Various surface treatment processes exist for PCBs, including hot air leveling, organic coating, electroless nickel/immersion gold, immersion silver, and immersion tin, each of which will be detailed below.
1. **Organic Solderability Preservative (OSP)**
OSP is a surface treatment process for PCB copper foils that complies with the RoHS directive. OSP, short for Organic Solderability Preservative, is also known as Copper Protector or Preflux in English. Essentially, OSP involves chemically growing an organic film on the clean copper surface.
This protective film provides anti-oxidation, thermal shock resistance, and moisture resistance, shielding the copper from environmental corrosion (oxidation or sulfidation). During subsequent soldering at high temperatures, this organic film quickly dissolves under flux, exposing the clean copper surface. This enables rapid formation of strong solder joints with molten solder.
2. Hot air leveling (spray tin)
Hot air leveling, also known as hot air solder leveling (commonly referred to as spray tin), is a process where molten tin (lead) solder is coated onto the PCB surface and flattened (blown) using heated compressed air. This forms a layer that resists copper oxidation and ensures good solderability. During hot air leveling, a copper-tin intermetallic compound forms at the joint. The PCB must be immersed in molten solder during leveling; an air knife blows the liquid solder just before it solidifies. This minimizes solder meniscus on the copper surface and prevents solder bridging.
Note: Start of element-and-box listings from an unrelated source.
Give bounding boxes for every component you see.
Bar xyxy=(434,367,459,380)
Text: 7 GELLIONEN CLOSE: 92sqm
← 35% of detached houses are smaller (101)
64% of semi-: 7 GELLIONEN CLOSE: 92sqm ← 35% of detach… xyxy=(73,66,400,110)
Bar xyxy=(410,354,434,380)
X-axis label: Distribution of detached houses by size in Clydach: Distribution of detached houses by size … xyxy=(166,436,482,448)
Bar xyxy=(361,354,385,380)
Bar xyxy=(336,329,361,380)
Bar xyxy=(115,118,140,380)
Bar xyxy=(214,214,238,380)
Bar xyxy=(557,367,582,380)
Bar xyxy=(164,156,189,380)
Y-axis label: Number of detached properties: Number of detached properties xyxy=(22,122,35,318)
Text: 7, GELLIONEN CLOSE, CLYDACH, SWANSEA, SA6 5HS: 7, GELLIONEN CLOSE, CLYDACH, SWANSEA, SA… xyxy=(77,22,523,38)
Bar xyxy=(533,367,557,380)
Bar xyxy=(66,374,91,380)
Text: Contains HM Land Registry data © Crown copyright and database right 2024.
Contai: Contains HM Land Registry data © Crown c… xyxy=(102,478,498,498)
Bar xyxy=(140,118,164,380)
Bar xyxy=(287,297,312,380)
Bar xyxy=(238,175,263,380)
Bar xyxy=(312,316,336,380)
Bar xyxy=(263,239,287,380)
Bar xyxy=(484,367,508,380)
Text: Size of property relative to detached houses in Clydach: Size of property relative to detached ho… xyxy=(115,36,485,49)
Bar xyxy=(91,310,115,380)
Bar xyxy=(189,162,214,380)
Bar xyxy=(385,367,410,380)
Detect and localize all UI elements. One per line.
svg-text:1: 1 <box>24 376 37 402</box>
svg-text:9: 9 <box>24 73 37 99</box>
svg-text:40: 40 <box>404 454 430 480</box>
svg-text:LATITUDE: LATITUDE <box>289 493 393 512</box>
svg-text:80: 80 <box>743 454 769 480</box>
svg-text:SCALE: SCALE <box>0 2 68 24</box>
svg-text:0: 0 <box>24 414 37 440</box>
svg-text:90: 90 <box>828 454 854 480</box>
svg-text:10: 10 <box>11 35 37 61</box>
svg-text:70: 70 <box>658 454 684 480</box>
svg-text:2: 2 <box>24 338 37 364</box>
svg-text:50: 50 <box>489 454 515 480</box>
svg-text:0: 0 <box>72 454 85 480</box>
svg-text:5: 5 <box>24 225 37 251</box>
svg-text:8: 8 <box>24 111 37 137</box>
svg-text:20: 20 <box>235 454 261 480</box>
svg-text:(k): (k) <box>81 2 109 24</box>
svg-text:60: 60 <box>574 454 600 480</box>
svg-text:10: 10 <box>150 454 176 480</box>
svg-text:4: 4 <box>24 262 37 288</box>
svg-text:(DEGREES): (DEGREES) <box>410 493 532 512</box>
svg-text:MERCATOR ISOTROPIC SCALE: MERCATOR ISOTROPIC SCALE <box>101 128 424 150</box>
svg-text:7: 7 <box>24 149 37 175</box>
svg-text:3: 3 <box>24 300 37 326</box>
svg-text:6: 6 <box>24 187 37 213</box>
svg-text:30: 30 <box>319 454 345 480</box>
3. Entire board nickel-gold plating
Nickel-gold plating involves depositing nickel followed by gold onto the PCB surface. Nickel plating primarily prevents diffusion between gold and copper. There are two types of electroplated nickel gold: soft gold (pure gold, non-bright appearance) and hard gold (smooth, hard, wear-resistant with cobalt and other elements, bright gold appearance). Soft gold is used for gold wire during chip packaging, while hard gold is used for electrical interconnection in non-soldered areas.
4. Tin sinking
Since all current solders are tin-based, tin sinking can match any type of solder. The tin sinking process forms a flat copper-tin intermetallic compound, offering excellent solderability like hot air leveling but without its flatness challenges. Tin plating should not be stored for extended periods; assembly must follow tin sinking promptly.
5. Immersion silver
Immersion silver is a process between organic coating and electroless nickel/immersion gold. It offers a simple and fast PCB process; despite exposure to heat, humidity, and pollution, silver maintains good solderability although it loses its shine. Unlike electroless nickel/immersion gold, immersion silver lacks nickel beneath the silver layer, thus lacking comparable physical strength.